La procédure a été clôturée par ordonnance du 9 septembre 2020.
MOTIFS
La Selarl Voinot, intimée, n’ayant pas constitué avocat, il sera statué par défaut.
A l’appui de sa demande, Mme Y produit :
— une mise en demeure de payer valant commandement en date du 14 juin 2018 émanant du centre des finances publiques de Meurthe et Moselle portant sur une somme totale de 15 649,93 euros correspondant à des montants dus au titre de l’impôt sur le revenu 2008 et 2009,
— un avis de signification d’un avis à tiers détenteur en date du 12 décembre 2019 émanant du centre des finances publiques de Forbach portant sur un montant de 1 746 euros, cet avis ayant été délivré à une étude notariale d’Arles sur Tech,
— une convocation à une audience de saisie des rémunérations en date du 28 mars 2019 sur demande de la banque CIC Est en vue du recouvrement d’une somme de 77 550,61 euros,
— un extrait peu lisible d’un état des créances établi par la commission de surendettement visant un prêt banque CIC Est de 2007 avec cette mention 'prêt déclaré non pro par TGI Epinal'.

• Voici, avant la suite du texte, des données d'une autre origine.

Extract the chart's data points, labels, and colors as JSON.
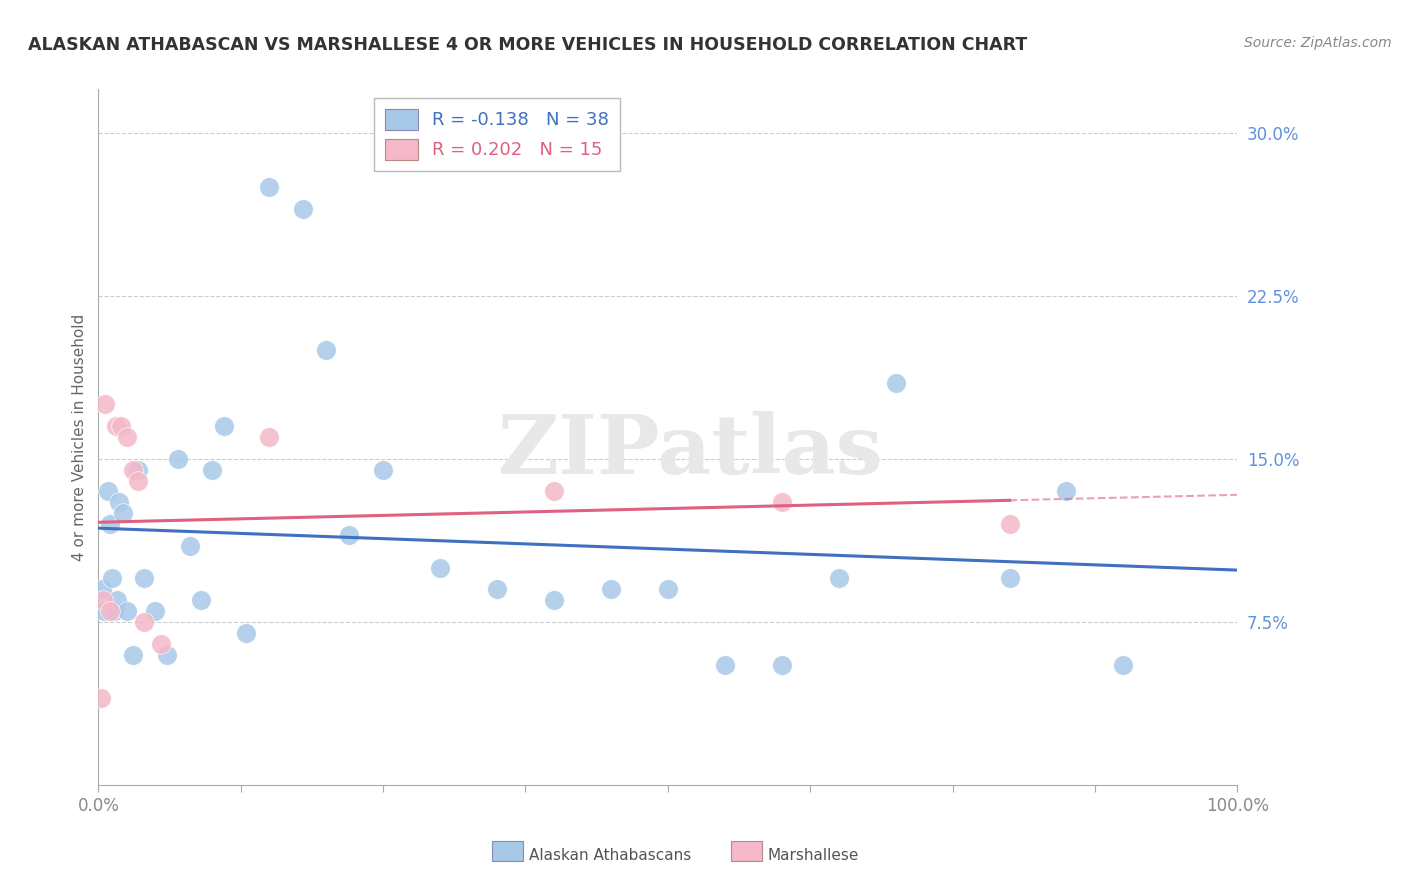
{
  "title": "ALASKAN ATHABASCAN VS MARSHALLESE 4 OR MORE VEHICLES IN HOUSEHOLD CORRELATION CHART",
  "source": "Source: ZipAtlas.com",
  "ylabel": "4 or more Vehicles in Household",
  "xlim": [
    0.0,
    100.0
  ],
  "ylim": [
    0.0,
    32.0
  ],
  "yticks": [
    0.0,
    7.5,
    15.0,
    22.5,
    30.0
  ],
  "xticks": [
    0.0,
    12.5,
    25.0,
    37.5,
    50.0,
    62.5,
    75.0,
    87.5,
    100.0
  ],
  "blue_R": -0.138,
  "blue_N": 38,
  "pink_R": 0.202,
  "pink_N": 15,
  "blue_scatter_color": "#A8C8E8",
  "blue_scatter_edge": "#A8C8E8",
  "pink_scatter_color": "#F4B8C8",
  "pink_scatter_edge": "#F4B8C8",
  "blue_line_color": "#4070C0",
  "pink_line_color": "#E06080",
  "background_color": "#FFFFFF",
  "grid_color": "#CCCCCC",
  "axis_color": "#AAAAAA",
  "ytick_color": "#6090E0",
  "xtick_color": "#888888",
  "title_color": "#333333",
  "source_color": "#888888",
  "ylabel_color": "#666666",
  "watermark_text": "ZIPatlas",
  "watermark_color": "#E8E8E8",
  "blue_x": [
    0.3,
    0.5,
    0.8,
    1.0,
    1.2,
    1.4,
    1.6,
    1.8,
    2.2,
    2.5,
    3.0,
    3.5,
    4.0,
    5.0,
    6.0,
    7.0,
    8.0,
    9.0,
    10.0,
    11.0,
    13.0,
    15.0,
    18.0,
    20.0,
    22.0,
    25.0,
    30.0,
    35.0,
    40.0,
    45.0,
    50.0,
    55.0,
    60.0,
    65.0,
    70.0,
    80.0,
    85.0,
    90.0
  ],
  "blue_y": [
    9.0,
    8.0,
    13.5,
    12.0,
    9.5,
    8.0,
    8.5,
    13.0,
    12.5,
    8.0,
    6.0,
    14.5,
    9.5,
    8.0,
    6.0,
    15.0,
    11.0,
    8.5,
    14.5,
    16.5,
    7.0,
    27.5,
    26.5,
    20.0,
    11.5,
    14.5,
    10.0,
    9.0,
    8.5,
    9.0,
    9.0,
    5.5,
    5.5,
    9.5,
    18.5,
    9.5,
    13.5,
    5.5
  ],
  "pink_x": [
    0.2,
    0.4,
    0.6,
    1.0,
    1.5,
    2.0,
    2.5,
    3.0,
    3.5,
    4.0,
    5.5,
    15.0,
    40.0,
    60.0,
    80.0
  ],
  "pink_y": [
    4.0,
    8.5,
    17.5,
    8.0,
    16.5,
    16.5,
    16.0,
    14.5,
    14.0,
    7.5,
    6.5,
    16.0,
    13.5,
    13.0,
    12.0
  ],
  "legend_blue_label_R": "R = ",
  "legend_blue_R_val": "-0.138",
  "legend_blue_N": "N = 38",
  "legend_pink_label_R": "R = ",
  "legend_pink_R_val": "0.202",
  "legend_pink_N": "N = 15",
  "bottom_legend_blue": "Alaskan Athabascans",
  "bottom_legend_pink": "Marshallese"
}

Si la créance du Trésor public s’agissant d’une imposition sur les revenus 2008 et 2009 peut être rattachée à l’exercice de l’activité d’agent général d’assurances de l’appelante, en revanche la preuve du caractère professionnel des autres dettes et notamment du prêt contracté en 2007 auprès de la banque CIC Est n’est pas établi, au regard de la mention portée sur l’état des créances de la commission de surendettement, le contrat de prêt n’étant pas versé aux débats.
Il n’est par ailleurs pas justifié de l’existence d’un solde restant éventuellement dû au titre de la dette fiscale, le document produit datant en effet de plus de deux ans, ni de la situation financière et patrimoniale de l’appelante, cette dernière se contentant de procéder par affirmations à cet égard, alors que la convocation à une audience de saisie des rémunérations laisse supposer qu’elle percevrait des revenus salariaux ou autres et que l’avis à tiers détenteur démontre qu’une étude notariale détiendrait ou aurait détenu des fonds qui lui sont destinés.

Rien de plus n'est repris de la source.